An award for courageous achievement

Updating a post from three weeks ago, aka reporting one bad thing from Trump’s Very Large Array of Bad Things averted: the Afghan girls’ robotics team were granted visas after all.

At the urging of President Donald Trump, U.S. officials have reversed course and decided to allow into the United States a group of Afghan girls hoping to participate in an international robotics competition next week, senior administration officials told POLITICO on Wednesday.

The decision followed a furious public backlash to the news that the six teens had been denied U.S. visas. That criticism swelled as details emerged about the girls’ struggle to build their robot and get visas.

They got here.

For three days in the Daughters of the American Revolution Constitution Hall, where an African-American woman was once denied the right to sing before an integrated audience in the 1930s, the Afghan girls in head scarves were stars on an international stage, with cameras, lights and whispers trailing them from practice to competition.
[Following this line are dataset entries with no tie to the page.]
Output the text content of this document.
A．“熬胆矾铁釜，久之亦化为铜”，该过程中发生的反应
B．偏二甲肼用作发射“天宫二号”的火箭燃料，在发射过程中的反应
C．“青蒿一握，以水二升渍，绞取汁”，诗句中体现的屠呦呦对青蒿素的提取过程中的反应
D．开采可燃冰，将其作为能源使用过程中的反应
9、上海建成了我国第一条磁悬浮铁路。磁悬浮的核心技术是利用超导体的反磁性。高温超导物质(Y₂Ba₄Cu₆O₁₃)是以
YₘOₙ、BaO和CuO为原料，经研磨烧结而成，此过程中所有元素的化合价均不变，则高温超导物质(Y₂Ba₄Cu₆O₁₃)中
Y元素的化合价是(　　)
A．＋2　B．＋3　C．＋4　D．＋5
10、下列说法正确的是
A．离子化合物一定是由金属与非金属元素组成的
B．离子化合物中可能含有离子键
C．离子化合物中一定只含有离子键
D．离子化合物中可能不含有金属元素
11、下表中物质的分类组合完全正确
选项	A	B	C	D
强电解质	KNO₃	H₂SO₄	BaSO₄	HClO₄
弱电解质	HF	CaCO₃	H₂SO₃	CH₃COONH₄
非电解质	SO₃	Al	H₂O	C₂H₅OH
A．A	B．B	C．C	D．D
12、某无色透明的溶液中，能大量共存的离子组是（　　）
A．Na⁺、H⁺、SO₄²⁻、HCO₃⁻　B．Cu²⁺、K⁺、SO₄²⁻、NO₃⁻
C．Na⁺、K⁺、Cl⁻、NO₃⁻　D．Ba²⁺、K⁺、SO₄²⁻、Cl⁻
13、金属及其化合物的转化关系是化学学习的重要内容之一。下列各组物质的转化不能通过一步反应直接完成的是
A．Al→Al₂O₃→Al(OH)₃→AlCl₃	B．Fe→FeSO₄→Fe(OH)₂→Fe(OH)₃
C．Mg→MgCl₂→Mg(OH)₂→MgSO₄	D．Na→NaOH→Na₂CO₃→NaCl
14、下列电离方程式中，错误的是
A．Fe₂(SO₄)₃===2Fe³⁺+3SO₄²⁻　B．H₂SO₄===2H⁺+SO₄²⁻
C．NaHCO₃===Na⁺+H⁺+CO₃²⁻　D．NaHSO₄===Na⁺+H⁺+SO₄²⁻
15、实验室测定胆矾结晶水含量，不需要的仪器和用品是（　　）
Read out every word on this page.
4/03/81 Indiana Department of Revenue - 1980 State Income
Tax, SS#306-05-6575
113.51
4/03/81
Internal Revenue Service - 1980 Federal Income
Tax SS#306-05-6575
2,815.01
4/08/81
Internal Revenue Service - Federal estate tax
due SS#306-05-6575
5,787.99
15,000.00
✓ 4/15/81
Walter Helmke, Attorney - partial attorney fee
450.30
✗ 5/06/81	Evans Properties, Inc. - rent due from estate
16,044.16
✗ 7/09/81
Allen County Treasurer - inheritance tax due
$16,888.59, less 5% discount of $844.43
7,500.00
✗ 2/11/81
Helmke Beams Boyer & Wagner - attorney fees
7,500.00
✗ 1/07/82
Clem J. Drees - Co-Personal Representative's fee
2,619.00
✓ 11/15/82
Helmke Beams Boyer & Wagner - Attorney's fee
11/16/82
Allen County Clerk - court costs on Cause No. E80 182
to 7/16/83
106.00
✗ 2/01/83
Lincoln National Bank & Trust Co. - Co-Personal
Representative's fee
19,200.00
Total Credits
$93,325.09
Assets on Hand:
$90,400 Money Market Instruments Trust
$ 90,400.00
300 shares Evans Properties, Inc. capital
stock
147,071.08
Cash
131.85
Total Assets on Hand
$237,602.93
It was certainly a celebration for Roya Mahboob, a renowned Afghan technology entrepreneur who interpreted for the teenagers and came on behalf of her company, Digital Citizen Fund, a women’s empowerment nonprofit that sponsored the Afghan team.

The six students were chosen from an initial pool of 150 applicants. They built their robot in two weeks, compared with the four months some of their competitors had, because their kit’s shipment was delayed.

“I’m just proud that we show the talent of the women,” Ms. Mahboob said. “We see that there is change.”

The Afghan robot, named Better Idea of Afghan Girls, lurched across the terrain for the first round and skirted out of bounds, but 15-year-old Lida Azizi, a teal-colored braid dangling from under her white head scarf, flashed her teammates a thumbs-up as they cheered in Dari and applauded. As the competition progressed, they continued to make adjustments as they got used to driving their robot, an Afghan flag carefully attached.

They didn’t win, but they got to take part.

During Tuesday’s awards ceremony, judges awarded the Afghans a silver medal as part of an award for courageous achievement, giving gold to the team from South Sudan.

The crowd roared and waved flags as the teenagers accepted their medals and waved.

It was the first medal Fatemah Qaderyan, 14, of the Afghan team had ever earned, and through a translator, she explained that she planned to hang it in her room and show it to all of her friends.

“I am so excited, and very, very happy,” she said, turning the medal over in her hands. “I still can’t believe this happened.”

We take our bright spots where we find them.